Horrors! GOP establishment realize Trump may actually win nomination

Special to WorldTribune.com

It began as whispers in hushed corners: Could it ever happen? And now, just three months from the Iowa caucuses, members of the Republican establishment are starting to give voice to an increasingly common belief that Donald Trump, once dismissed as joke, a carnival barker, and a circus freak, might very well win the nomination.

TrumpSeriously“Trump is a serious player for the nomination at this time,” says Ed Rollins, who served as the national campaign director for Reagan’s 1984 reelection and as campaign chairman for Mike Huckabee in 2008. Rollins is not alone in his views. “Trump has sustained a lead for longer than there are days left” before voting begins in Iowa, says Steve Schmidt, who managed John McCain’s 2008 presidential campaign. “For a long time,” Schmidt says, “you were talking to people in Washington, and there was a belief that there was an expiration date to this, as if there’s some secret group of people who have the ability to control the process.”

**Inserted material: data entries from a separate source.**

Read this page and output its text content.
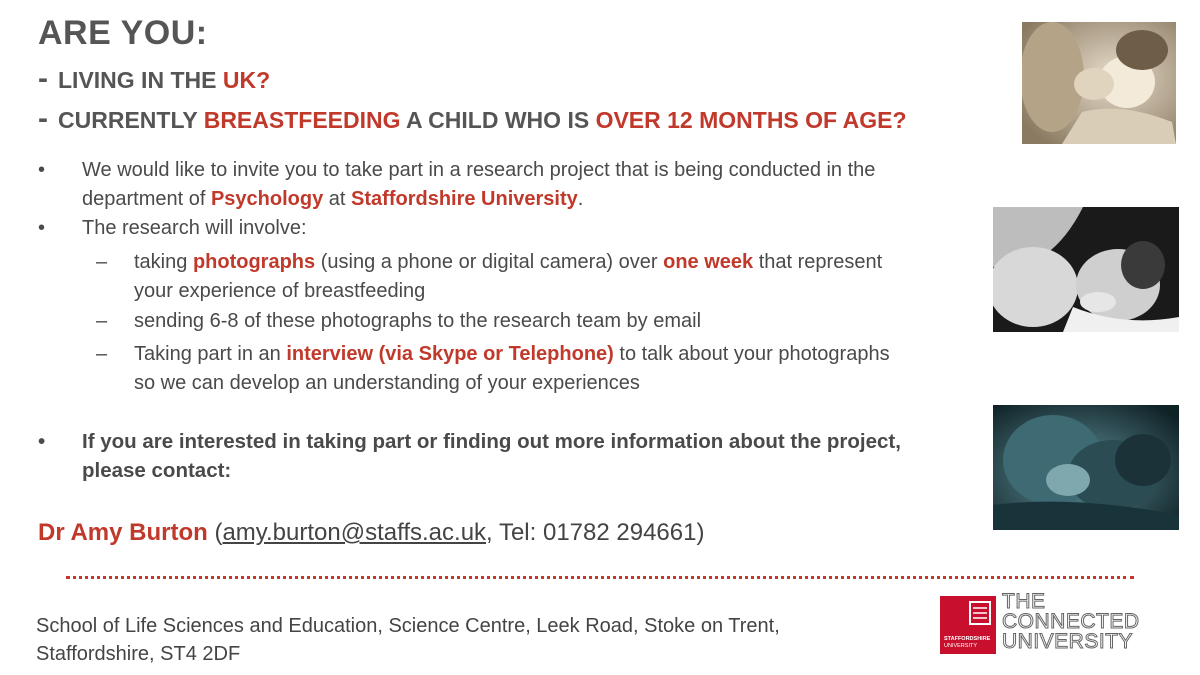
ARE YOU:
- LIVING IN THE UK?
- CURRENTLY BREASTFEEDING A CHILD WHO IS OVER 12 MONTHS OF AGE?
• We would like to invite you to take part in a research project that is being conducted in the department of Psychology at Staffordshire University.
• The research will involve:
– taking photographs (using a phone or digital camera) over one week that represent your experience of breastfeeding
– sending 6-8 of these photographs to the research team by email
– Taking part in an interview (via Skype or Telephone) to talk about your photographs so we can develop an understanding of your experiences
• If you are interested in taking part or finding out more information about the project, please contact:
Dr Amy Burton (amy.burton@staffs.ac.uk, Tel: 01782 294661)
School of Life Sciences and Education, Science Centre, Leek Road, Stoke on Trent, Staffordshire, ST4 2DF
STAFFORDSHIRE
UNIVERSITY
THE
CONNECTED
UNIVERSITY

“I know all of us dismissed Trump, early on, all of the so-called experts,” Fox News’s Chris Wallace said Sunday. “‘Summer fling,’ ‘momentary amusement.’” But Wallace, who interviewed Trump late last week and aired portions of the interview on his show Sunday, said he finds himself feeling differently now. “As I watched that interview and I heard what he had to say . . . I am beginning to believe he could be elected president of the United States,” he said.

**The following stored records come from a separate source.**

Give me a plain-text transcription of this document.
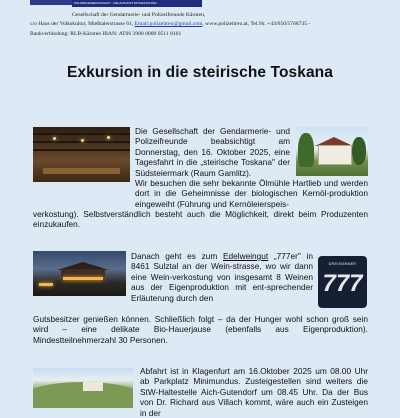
POLIZEIGEWERKSCHAFT · DIE ZUKUNFT MITGESTALTEN
Gesellschaft der Gendarmerie- und Polizeifreunde Kärnten,
c/o Haus der Volkskultur, Mießtalerstrasse 61, Email:polizeitreu@gmail.com, www.polizeitreu.at, Tel.Nr. +43/650/5768735 -
Bankverbindung: RLB-Kärnten IBAN: AT06 3900 0000 0511 8161
Exkursion in die steirische Toskana
Die Gesellschaft der Gendarmerie- und Polizeifreunde beabsichtigt am Donnerstag, den 16. Oktober 2025, eine Tagesfahrt in die „steirische Toskana" der Südsteiermark (Raum Gamlitz).
Wir besuchen die sehr bekannte Ölmühle Hartlieb und werden dort in die Geheimnisse der biologischen Kernöl-produktion eingeweiht (Führung und Kernöleierspeis-
verkostung). Selbstverständlich besteht auch die Möglichkeit, direkt beim Produzenten einzukaufen.
Danach geht es zum Edelweingut „777er" in 8461 Sulztal an der Wein-strasse, wo wir dann eine Wein-verkostung von insgesamt 8 Weinen aus der Eigenproduktion mit ent-sprechender Erläuterung durch den
DREISIEBNER
777
Gutsbesitzer genießen können. Schließlich folgt – da der Hunger wohl schon groß sein wird – eine delikate Bio-Hauerjause (ebenfalls aus Eigenproduktion). Mindestteilnehmerzahl 30 Personen.
Abfahrt ist in Klagenfurt am 16.Oktober 2025 um 08.00 Uhr ab Parkplatz Minimundus. Zusteigestellen sind weiters die StW-Haltestelle Aich-Gutendorf um 08.45 Uhr. Da der Bus von Dr. Richard aus Villach kommt, wäre auch ein Zusteigen in der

Wallace was struck by the sheer force of Trump’s personality, but there are other reasons to think he has a real shot at the nomination. Poll after poll this election cycle has registered the distaste of Republican voters for political experience; they prefer an outsider with a fresh approach to a battle-tested veteran. For instance, the latest survey from the Pew Research Center, published in early October, shows that by more than a two-to-one margin, Republican and Republican-leaning voters prefer a candidate with new ideas to one with a proven record. That’s a change: Republicans have traditionally preferred governors to senators, for example, because they prized their executive experience. And Pew notes that this is a shift in attitude that coincided with Trump’s ascension. “Just five months ago,” the polling company writes, “GOP voters valued experience and a proven record over new ideas, 57 percent to 36 percent.”